– Ее звали Мария. И она тоже была молодой и очень красивой. Она была живой. Самой живой из всех, кого я знал. Быстро ходила – мне приходилось бежать, чтоб успеть за нею. Громко говорила. У нее всегда были горячие руки, и даже в мороз она не надевала шапку и не застегивалась. И зимой, и летом с ее лица не сходили веснушки. Мягкие темно-пепельные волосы, которые я так любил перебирать, засыпая, начинали виться, когда она влюблялась.
А это случалось часто. Особенно почему-то в ноябре, когда всем на свете хочется забиться в нору и спать. Она, смеясь, говорила, что так борется с темнотой.
Она была легкой. Легко знакомилась, легко загоралась, а потом так же легко уходила, без слез, без мучительных метаний.
Просто в один прекрасный день брала меня за руку и говорила: «Пойдем, малыш. Это опять не
И мы шли в кафе, даже если было совсем туго с деньгами. Она заказывала себе водку, а мне – горячий шоколад. Мы чокались, и она торжественно произносила: «Ну, за вашу и нашу свободу!» И больше мы о «нем» не вспоминали…
Я почти не помню своего отца, только его вещи, летящие в распахнутое в ночь окно. Одна рубашка зацепилась за ветку и долго потом висела, так беспомощно и бесстыдно, что было больно смотреть.
К счастью, мы скоро уехали оттуда. Мы вообще часто переезжали: Одесса, Питер, Париж… Она любила повторять: «Запомни: мы – кочевники. У нас два дома: весь мир и ты сам».
Точкой оседлости была крошечная, заваленная книгами от пола до потолка квартирка моей бабушки Софии. Бабушка, напротив, никуда уже не выходила – болели ноги – и целыми днями дымила папиросой над очередной рукописью – она работала редактором.
Когда мы возвращались из наших странствий, она ни о чем не расспрашивала, зато сразу обрушивала на нас потоки стихов…
Мужчин в этом роду амазонок испокон века не было, и в них, кажется, не особо нуждались. Поэтому все очень удивились, когда родился я. И если что-то во мне им не нравилось или казалось непонятным, они обе совершенно одинаково разводили руками и произносили со смесью удивления и сострадания: «Что поделаешь – мальчик!»
…Мне было семнадцать, ей тридцать семь, когда это случилось.
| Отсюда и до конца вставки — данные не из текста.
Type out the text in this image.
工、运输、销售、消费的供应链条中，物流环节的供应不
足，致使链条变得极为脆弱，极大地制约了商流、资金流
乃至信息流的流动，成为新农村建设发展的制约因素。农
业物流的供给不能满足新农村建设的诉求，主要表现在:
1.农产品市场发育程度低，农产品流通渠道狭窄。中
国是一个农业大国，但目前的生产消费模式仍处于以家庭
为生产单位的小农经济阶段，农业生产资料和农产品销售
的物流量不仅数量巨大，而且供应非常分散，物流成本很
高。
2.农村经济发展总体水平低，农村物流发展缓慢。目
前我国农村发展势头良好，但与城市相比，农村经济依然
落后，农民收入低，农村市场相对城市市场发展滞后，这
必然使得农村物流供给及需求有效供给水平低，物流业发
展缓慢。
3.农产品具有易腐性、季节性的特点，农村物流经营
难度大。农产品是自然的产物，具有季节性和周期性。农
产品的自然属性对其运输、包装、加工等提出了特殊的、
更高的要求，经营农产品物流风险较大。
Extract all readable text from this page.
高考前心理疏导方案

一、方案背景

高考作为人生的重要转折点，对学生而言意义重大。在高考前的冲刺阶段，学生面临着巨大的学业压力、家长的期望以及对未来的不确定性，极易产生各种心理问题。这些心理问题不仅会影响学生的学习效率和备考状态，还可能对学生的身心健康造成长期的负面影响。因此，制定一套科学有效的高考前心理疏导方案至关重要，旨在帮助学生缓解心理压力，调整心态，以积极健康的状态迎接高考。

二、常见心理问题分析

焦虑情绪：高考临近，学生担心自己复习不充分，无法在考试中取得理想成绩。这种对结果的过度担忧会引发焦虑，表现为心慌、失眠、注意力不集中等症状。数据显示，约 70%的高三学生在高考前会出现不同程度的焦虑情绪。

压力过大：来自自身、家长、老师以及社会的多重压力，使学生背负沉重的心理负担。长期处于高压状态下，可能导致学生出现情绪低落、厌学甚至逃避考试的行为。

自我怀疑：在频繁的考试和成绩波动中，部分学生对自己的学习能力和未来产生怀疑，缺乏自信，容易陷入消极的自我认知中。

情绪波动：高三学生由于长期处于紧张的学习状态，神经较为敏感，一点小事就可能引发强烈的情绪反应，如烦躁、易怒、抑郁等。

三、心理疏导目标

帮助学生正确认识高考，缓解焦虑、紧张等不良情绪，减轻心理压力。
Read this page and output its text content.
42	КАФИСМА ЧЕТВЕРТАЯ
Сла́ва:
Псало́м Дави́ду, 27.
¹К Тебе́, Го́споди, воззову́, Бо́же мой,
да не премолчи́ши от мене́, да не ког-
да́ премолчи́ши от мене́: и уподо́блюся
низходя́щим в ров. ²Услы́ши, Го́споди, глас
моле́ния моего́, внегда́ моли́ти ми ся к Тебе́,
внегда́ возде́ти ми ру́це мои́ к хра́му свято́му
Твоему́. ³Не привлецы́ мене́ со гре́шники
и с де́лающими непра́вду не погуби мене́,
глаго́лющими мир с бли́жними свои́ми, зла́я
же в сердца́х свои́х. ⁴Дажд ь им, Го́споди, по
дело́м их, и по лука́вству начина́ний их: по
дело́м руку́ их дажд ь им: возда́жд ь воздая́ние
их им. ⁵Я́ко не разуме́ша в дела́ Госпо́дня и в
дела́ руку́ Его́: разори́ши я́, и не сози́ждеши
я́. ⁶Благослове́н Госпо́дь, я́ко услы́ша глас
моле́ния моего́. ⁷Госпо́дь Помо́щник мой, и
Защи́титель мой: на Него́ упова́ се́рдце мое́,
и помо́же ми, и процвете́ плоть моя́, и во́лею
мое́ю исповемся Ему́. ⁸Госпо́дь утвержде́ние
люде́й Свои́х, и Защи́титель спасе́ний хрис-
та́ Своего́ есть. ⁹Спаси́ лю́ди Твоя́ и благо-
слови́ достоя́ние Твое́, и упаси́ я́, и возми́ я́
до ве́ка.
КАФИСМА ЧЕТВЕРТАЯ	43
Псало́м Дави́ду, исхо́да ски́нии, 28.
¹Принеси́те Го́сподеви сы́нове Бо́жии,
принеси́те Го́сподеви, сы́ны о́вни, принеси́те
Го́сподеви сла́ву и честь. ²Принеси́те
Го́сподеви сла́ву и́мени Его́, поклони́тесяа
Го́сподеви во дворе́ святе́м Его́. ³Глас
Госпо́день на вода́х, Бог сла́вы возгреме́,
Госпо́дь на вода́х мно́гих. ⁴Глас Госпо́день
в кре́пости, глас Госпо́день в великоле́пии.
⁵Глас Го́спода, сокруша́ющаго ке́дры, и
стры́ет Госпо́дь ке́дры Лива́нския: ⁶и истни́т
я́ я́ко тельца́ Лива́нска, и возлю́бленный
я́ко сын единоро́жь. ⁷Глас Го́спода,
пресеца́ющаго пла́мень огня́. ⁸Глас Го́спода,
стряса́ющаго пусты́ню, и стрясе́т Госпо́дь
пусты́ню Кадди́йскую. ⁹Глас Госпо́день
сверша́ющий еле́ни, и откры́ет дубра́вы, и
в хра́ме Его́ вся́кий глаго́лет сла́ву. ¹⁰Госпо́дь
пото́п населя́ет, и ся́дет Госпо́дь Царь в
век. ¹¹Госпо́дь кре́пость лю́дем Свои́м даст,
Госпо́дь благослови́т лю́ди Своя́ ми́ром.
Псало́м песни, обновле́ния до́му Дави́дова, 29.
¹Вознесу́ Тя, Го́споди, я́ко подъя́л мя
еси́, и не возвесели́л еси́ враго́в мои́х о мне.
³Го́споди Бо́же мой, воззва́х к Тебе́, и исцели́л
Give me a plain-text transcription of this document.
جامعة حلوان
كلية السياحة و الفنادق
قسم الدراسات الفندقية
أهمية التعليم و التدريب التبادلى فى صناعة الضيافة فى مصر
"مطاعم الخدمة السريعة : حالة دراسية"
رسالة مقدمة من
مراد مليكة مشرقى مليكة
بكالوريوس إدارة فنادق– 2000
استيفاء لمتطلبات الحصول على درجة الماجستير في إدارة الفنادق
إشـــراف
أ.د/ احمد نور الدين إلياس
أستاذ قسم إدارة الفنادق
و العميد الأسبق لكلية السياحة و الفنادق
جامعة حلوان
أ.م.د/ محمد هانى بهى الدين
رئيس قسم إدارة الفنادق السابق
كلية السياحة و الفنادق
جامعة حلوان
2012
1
Она не вошла в море. Она поехала в Париж. «Может, хоть напоследок встречу
В больницу она не сдавалась до последнего. Только когда стало невозможно терпеть.
Но и там она все ждала «его». Влюбилась сначала в лечащего врача, потом в священника, который туда ходил. Хотя он был до ужаса некрасивый. «Зато очень умный». И вот он-то ей все объяснил. Исторически.
«Посмотрите, сколько людей погибло в катастрофах двадцатого века. И сколько у них не родилось детей, а потом внуков. Почти каждый сейчас живет с этой пустотой. Либо в одиночестве, либо в очевидном мезальянсе… Кто знает, может, дедушка вашего суженого получил пулю на Бутовском полигоне или ушел под лед на Дороге жизни…»
«Но там-то, в Городе золотом, я его наконец встречу? – допытывалась она. – Эти неродившиеся, они где-нибудь все-таки существуют?»
И он сказал, что да. Она уходила успокоенной, почти счастливой, ей даже не терпелось…
Потом я спросил его:
«Зачем вы солгали? Ведь никто доподлинно не знает, что там и как…»
Он засмеялся, обнял меня и ответил:
«А я уверен, что она Его встретит. Эта неутолимая тоска „о нем“, которая не отпускает даже на пороге смерти, это ведь не о человеке тоска, не о земной любви…»
Да, она тоже называла рай Золотым городом. И все детство я засыпал под эту песню. И когда я услышал, как ты своим мальчишкам ее поешь… Мне сделалось жутко и счастливо, будто она меня оттуда окликает…
В один из последних дней… она уже почти не приходила в сознание… а тут ее на минуту отпустило, она подозвала меня и весело сказала на ухо: «У меня для тебя задание. Трудное. Самое трудное из всех. Но я в тебя верю. Ты должен стать счастливым. Обещаешь?»
И я обещал. Я всегда выполнял ее задания.
Это был наш секретный код, наш язык, с детства. «У меня для тебя задание: порви на мелкие кусочки эти журналы, хорошо? Это очень важно» – а сама запирается в комнате с очередным возлюбленным…
…Да, стать счастливым. Я сидел в больничном коридоре, сжимал голову руками, чтоб не думать о ней. И думал о счастье. Я понял, что ничего о нем не знаю. Тогда я решил идти от противного. Что делает человека несчастным: разлука, одиночество. Надо преодолеть это равнодушие всех ко всем, этот страх другого. Просто сделать шаг, переступить полосу отчуждения, обнять незнакомого человека. А кто может позволить себе так поступить? Сумасшедший, клоун или святой. Первое – страшно, последнее – еще страшнее. Я выбрал путь клоуна.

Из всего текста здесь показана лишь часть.